Um dossiê e uma dupla proposta

É com grande satisfação que trazemos ao público o dossiê temático Resistência e Dominação nas Relações Sociais Contemporâneas. A proposta, intencionalmente ampla, buscou contemplar em seu escopo trabalhos que de alguma maneira dialogassem com aspectos vinculados aos processos de dominar e resistir. Essas duas ações, a de dominar e a de resistir, são entendidas aqui como inerentes à nossa configuração social, fundamentalmente contraditória e conflituosa.
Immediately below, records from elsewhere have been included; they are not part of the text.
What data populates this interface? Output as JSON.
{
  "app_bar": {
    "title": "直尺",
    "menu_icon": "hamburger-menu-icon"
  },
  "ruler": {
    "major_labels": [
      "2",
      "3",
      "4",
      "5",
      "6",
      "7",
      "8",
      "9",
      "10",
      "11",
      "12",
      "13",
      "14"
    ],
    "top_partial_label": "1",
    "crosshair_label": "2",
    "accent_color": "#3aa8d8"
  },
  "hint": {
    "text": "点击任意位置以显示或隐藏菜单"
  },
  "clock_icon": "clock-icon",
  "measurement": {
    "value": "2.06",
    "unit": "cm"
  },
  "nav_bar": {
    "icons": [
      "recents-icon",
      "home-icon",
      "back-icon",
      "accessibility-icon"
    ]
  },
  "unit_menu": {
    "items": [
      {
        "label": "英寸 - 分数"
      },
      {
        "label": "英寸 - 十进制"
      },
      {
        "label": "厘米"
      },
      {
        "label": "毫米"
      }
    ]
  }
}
Ao final deste trabalho, esperamos ter cumprido a missão de exibir um quadro com as novas perspectivas e ideias acerca dos temas clássicos da história social, assim como novas maneiras de se pensar a construção histórica sobre outros tantos novos temas.

Esta pretensão, por outro lado, decorre do entendimento comum de que está em curso certa renovação na historiografia no âmbito de temáticas, objetivos e técnicas de análise com a finalidade de aprofundar o conhecimento a respeito de como determinados sistemas sociais se constituem e se reproduzem em suas dinâmicas espaços-temporais. Uma nova vaga do tempo que, apesar de não mais fortemente constrangida pelos imperativos políticos das polarizações passadas, continua a demandar do historiador sensibilidade para perceber conflitos em locais antes insuspeitos, assim como altivez para alcançar aquilo que força os olhos visão adentro dos objetos. Tal situação cria um clima propenso a estudos que se esforçam em “desvelar” novos prismas que contribuam para criação e aprofundamento de olhares diferentes sobre as relações de trabalho, movimentos sociais, relações econômicas e de classe, estratégias de dominação e de resistência, constituição e disciplinamento do espaço urbano e da vida cotidiana, temas pretendidos para o dossiê, tal como elencado na sua chamada pública.

No pano de fundo destas questões, subjaz, por outro lado, uma compreensão inicialmente não confessada, mas que urge vir a público no momento onde este número temático se torna objeto de escrutínio de seus leitores. É notório como nos últimos 20 anos a produção historiográfica brasileira tem trilhado os caminhos de uma maior profissionalização, impulso este decorrente da grande pressão exercida pela expansão e pelo alargamento dos vários programas de pós-graduação em âmbito nacional. Esta situação inaugura uma série de novas tendências que, dentre as mais positivas, merece destaque o aumento do volume de publicações na área de história, elemento acompanhado de uma maior preocupação e cuidado com as técnicas empregadas para esta produção. A contrariedade inerente a qualquer processo social nos faz perceber que esta mesma situação também enseja o risco de corporativização do pensamento e das reflexões sobre a área. Este tópico merece um exemplo para sua ilustração.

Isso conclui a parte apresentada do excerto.